Cette baisse a pour but de réduire le coût du crédit pour stimuler l'investissement et la consommation. Car, depuis un an, les inquiétudes des gardiens de l'euro se sont déplacées d'un risque d'inflation trop élevé à celui d'une croissance trop molle. Mais cette confiance dans la stabilisation de l'inflation pourrait être remise en cause par la « politique imprévisible » de Donald Trump, selon les économistes de la Deutsche Bank. Et notamment par sa volonté d'augmenter les droits de douane : cette mesure pourrait freiner la croissance et obliger la BCE à accélérer ses réductions de taux pour stimuler l'activité.
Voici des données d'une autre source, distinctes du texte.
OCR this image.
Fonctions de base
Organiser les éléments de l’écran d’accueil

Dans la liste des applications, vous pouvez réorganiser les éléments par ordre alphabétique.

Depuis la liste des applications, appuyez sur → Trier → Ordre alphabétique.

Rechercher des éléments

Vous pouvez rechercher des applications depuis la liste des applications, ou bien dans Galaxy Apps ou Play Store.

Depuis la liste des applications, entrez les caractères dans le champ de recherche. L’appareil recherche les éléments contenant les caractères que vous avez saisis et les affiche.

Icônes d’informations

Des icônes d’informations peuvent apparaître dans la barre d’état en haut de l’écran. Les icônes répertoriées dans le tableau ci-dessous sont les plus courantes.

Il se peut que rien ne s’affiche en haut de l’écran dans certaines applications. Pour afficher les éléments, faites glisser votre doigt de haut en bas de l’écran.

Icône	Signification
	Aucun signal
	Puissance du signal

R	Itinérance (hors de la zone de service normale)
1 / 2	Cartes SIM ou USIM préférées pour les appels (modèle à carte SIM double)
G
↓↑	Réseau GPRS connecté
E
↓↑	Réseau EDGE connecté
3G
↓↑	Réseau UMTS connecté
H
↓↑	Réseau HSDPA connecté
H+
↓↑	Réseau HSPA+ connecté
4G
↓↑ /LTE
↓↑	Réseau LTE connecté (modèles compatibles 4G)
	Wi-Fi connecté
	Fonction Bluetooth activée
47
Le programme protectionniste du 47e président américain pourrait aussi relancer l'inflation en incitant l'Europe à réagir par des mesures de rétorsion. Une guerre commerciale avec les États-Unis « est très probable » sous la présidence de Donald Trump, avec des conséquences négatives pour l'activité et les prix, a ainsi averti Isabel Schnabel, membre du directoire de la BCE.
La présidente de l'institution européenne, Christine Lagarde a tenté de minimiser les inquiétudes. Elle a ainsi estimé la semaine dernière que toute « reprise de l'inflation aux États-Unis (...) sera un problème pour les États-Unis ». L'avenir montrera si elle a raison ou tort.